EVERYONE wants, desires, hopes, longs for peace. The irony here is that there are those who are willing to go to war if only to achieve peace.  In Mindanao particularly, our Muslim community pins their hope for peace on a Mindanaon president, President Rodrigo Duterte.

The President made it clear even during the campaign period that one of his priorities is to pass a basic law for the creation of an autonomous Muslim region/s. This is why he works almost to the point of obsession and exhaustion for the said legislation to be passed and approved.

This corner, however, is not convinced this legislation is the magic wand that will do wonders. Let us accept it that not all of those who profess devotion to Mindanao peace and those who tirelessly work for the drafting, lobby and approval of the BBL or Bangsamoro Organic Law (BOL) have honest intentions.
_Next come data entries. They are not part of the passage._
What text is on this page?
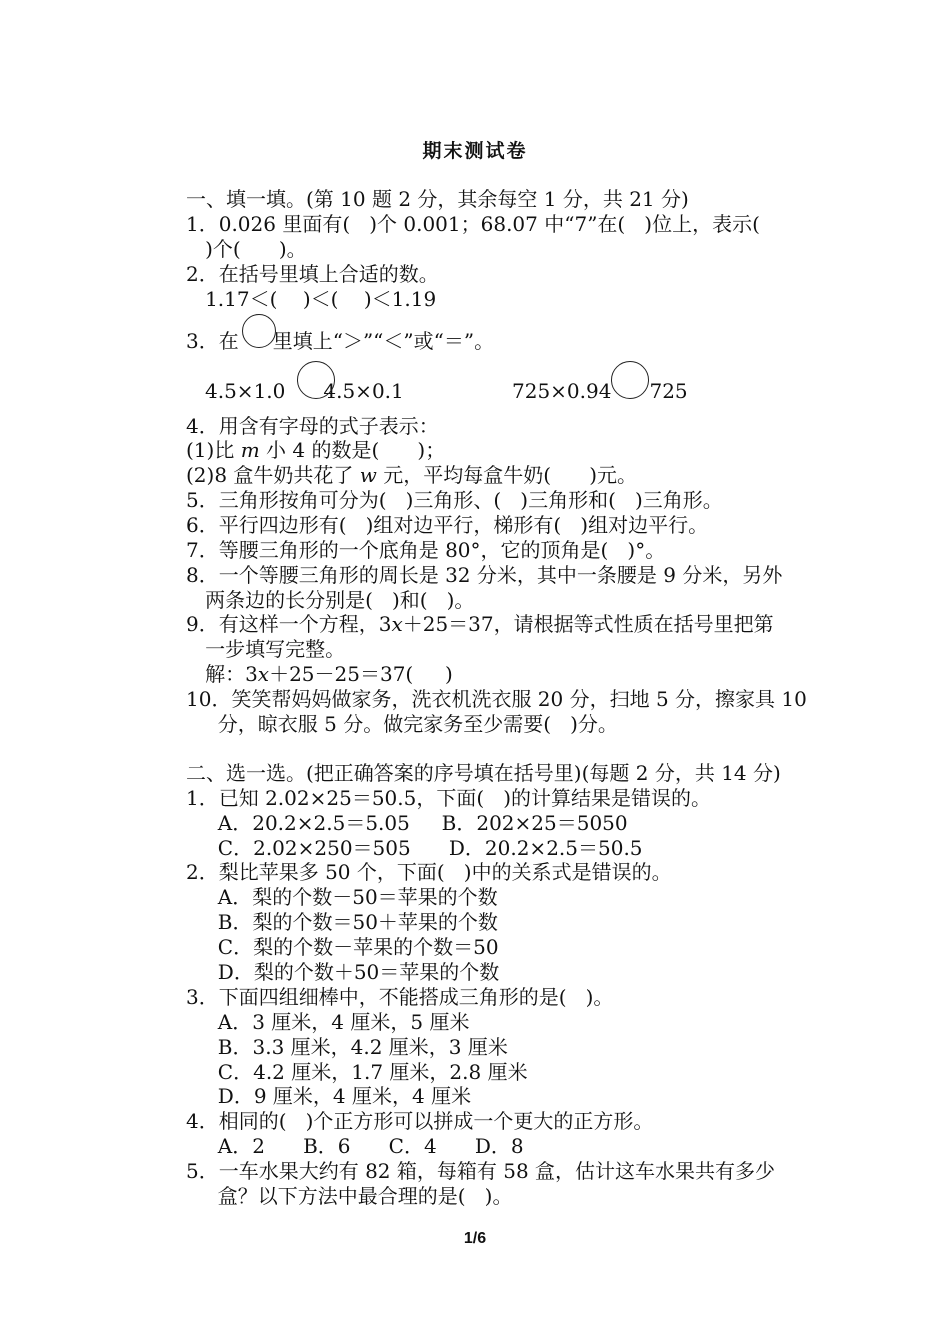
期末测试卷
一、填一填。(第 10 题 2 分，其余每空 1 分，共 21 分)
1．0.026 里面有(   )个 0.001；68.07 中“7”在(   )位上，表示(
)个(      )。
2．在括号里填上合适的数。
1.17＜(    )＜(    )＜1.19
3．在 里填上“＞”“＜”或“＝”。
4.5×1.0 4.5×0.1	725×0.94 725
4．用含有字母的式子表示：
(1)比 m 小 4 的数是(      )；
(2)8 盒牛奶共花了 w 元，平均每盒牛奶(      )元。
5．三角形按角可分为(   )三角形、(   )三角形和(   )三角形。
6．平行四边形有(   )组对边平行，梯形有(   )组对边平行。
7．等腰三角形的一个底角是 80°，它的顶角是(   )°。
8．一个等腰三角形的周长是 32 分米，其中一条腰是 9 分米，另外
两条边的长分别是(   )和(   )。
9．有这样一个方程，3x＋25＝37，请根据等式性质在括号里把第
一步填写完整。
解：3x＋25－25＝37(     )
10．笑笑帮妈妈做家务，洗衣机洗衣服 20 分，扫地 5 分，擦家具 10
分，晾衣服 5 分。做完家务至少需要(   )分。
二、选一选。(把正确答案的序号填在括号里)(每题 2 分，共 14 分)
1．已知 2.02×25＝50.5，下面(   )的计算结果是错误的。
A．20.2×2.5＝5.05     B．202×25＝5050
C．2.02×250＝505      D．20.2×2.5＝50.5
2．梨比苹果多 50 个，下面(   )中的关系式是错误的。
A．梨的个数－50＝苹果的个数
B．梨的个数＝50＋苹果的个数
C．梨的个数－苹果的个数＝50
D．梨的个数＋50＝苹果的个数
3．下面四组细棒中，不能搭成三角形的是(   )。
A．3 厘米，4 厘米，5 厘米
B．3.3 厘米，4.2 厘米，3 厘米
C．4.2 厘米，1.7 厘米，2.8 厘米
D．9 厘米，4 厘米，4 厘米
4．相同的(   )个正方形可以拼成一个更大的正方形。
A．2      B．6      C．4      D．8
5．一车水果大约有 82 箱，每箱有 58 盒，估计这车水果共有多少
盒？以下方法中最合理的是(   )。
1/6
Listen to them speak. Once you listen good, it is easy to read between the lines on what motivated them to work for the Bangsamoro law. In the field of diplomacy and I guess, in politics too, one must listen to what are being said. However, on sensitive issues like the Bangsamoro law, it pays to listen more closely on what are left unsaid.
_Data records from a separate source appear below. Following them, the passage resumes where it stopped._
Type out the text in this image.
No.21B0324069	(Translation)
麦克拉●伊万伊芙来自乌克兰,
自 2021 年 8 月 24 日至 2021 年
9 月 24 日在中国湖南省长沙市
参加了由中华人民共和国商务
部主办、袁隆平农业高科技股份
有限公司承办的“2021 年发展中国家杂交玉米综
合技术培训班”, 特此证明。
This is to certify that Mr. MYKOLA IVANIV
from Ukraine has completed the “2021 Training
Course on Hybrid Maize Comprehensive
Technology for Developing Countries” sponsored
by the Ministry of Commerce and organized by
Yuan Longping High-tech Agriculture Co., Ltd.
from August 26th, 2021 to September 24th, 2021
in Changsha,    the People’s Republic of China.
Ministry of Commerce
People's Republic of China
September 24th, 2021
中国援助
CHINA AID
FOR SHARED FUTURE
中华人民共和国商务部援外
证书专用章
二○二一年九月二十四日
I remember the late lawyer Fred Gapuz whose brilliance in legal practice as well as in the field of political “operation” once blurted out during a meeting of political leaders, “ do not believe a politician who claims to have none of so-called vested and selfish interest. Every politician always has one; expressed or not.”

He continued and bluntly said, “Presumption of innocence does not include politicians.” Of course, this was followed by some qualificatory statements as to why and what are the circumstances. In other words, if one listens to government propagandists, one must be wary and smart enough to differentiate what are being said seriously, sincerely as well as those being said simply just to sound right.
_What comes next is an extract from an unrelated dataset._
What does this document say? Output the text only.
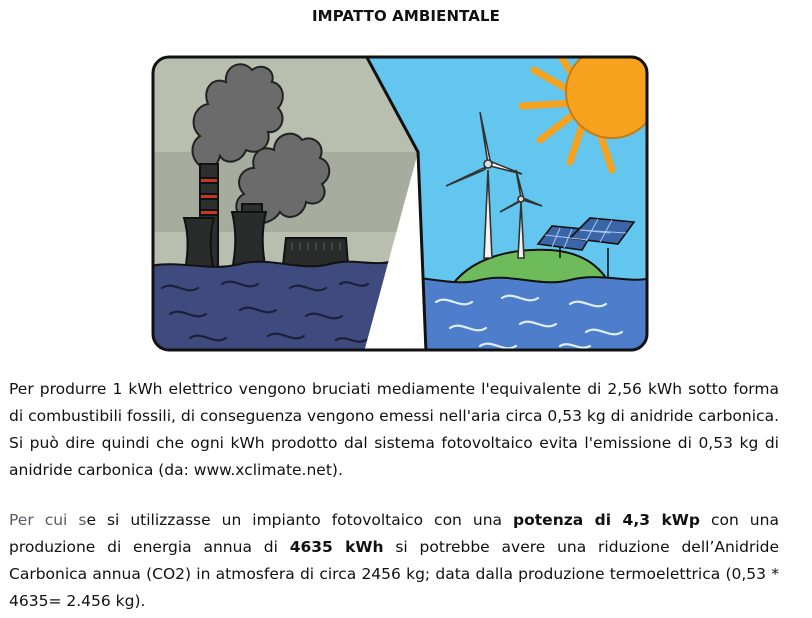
IMPATTO AMBIENTALE

Per produrre 1 kWh elettrico vengono bruciati mediamente l'equivalente di 2,56 kWh sotto forma di combustibili fossili, di conseguenza vengono emessi nell'aria circa 0,53 kg di anidride carbonica. Si può dire quindi che ogni kWh prodotto dal sistema fotovoltaico evita l'emissione di 0,53 kg di anidride carbonica (da: www.xclimate.net).

Per cui se si utilizzasse un impianto fotovoltaico con una potenza di 4,3 kWp con una produzione di energia annua di 4635 kWh si potrebbe avere una riduzione dell’Anidride Carbonica annua (CO2) in atmosfera di circa 2456 kg; data dalla produzione termoelettrica (0,53 * 4635= 2.456 kg).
I am one of those who are watching closely on how the Bangsamoro law will travel through the icy waters of our society. This does not mean that if it easily passes the House of Representatives, it will be easily accepted too by our people.

As a Mindanaoan, I have two expectations: one) the BBL issue will be appreciated differently by people of Luzon and the Visayas  on one hand and those in Mindanao on the other; two) this will not bring lasting peace to Mindanao.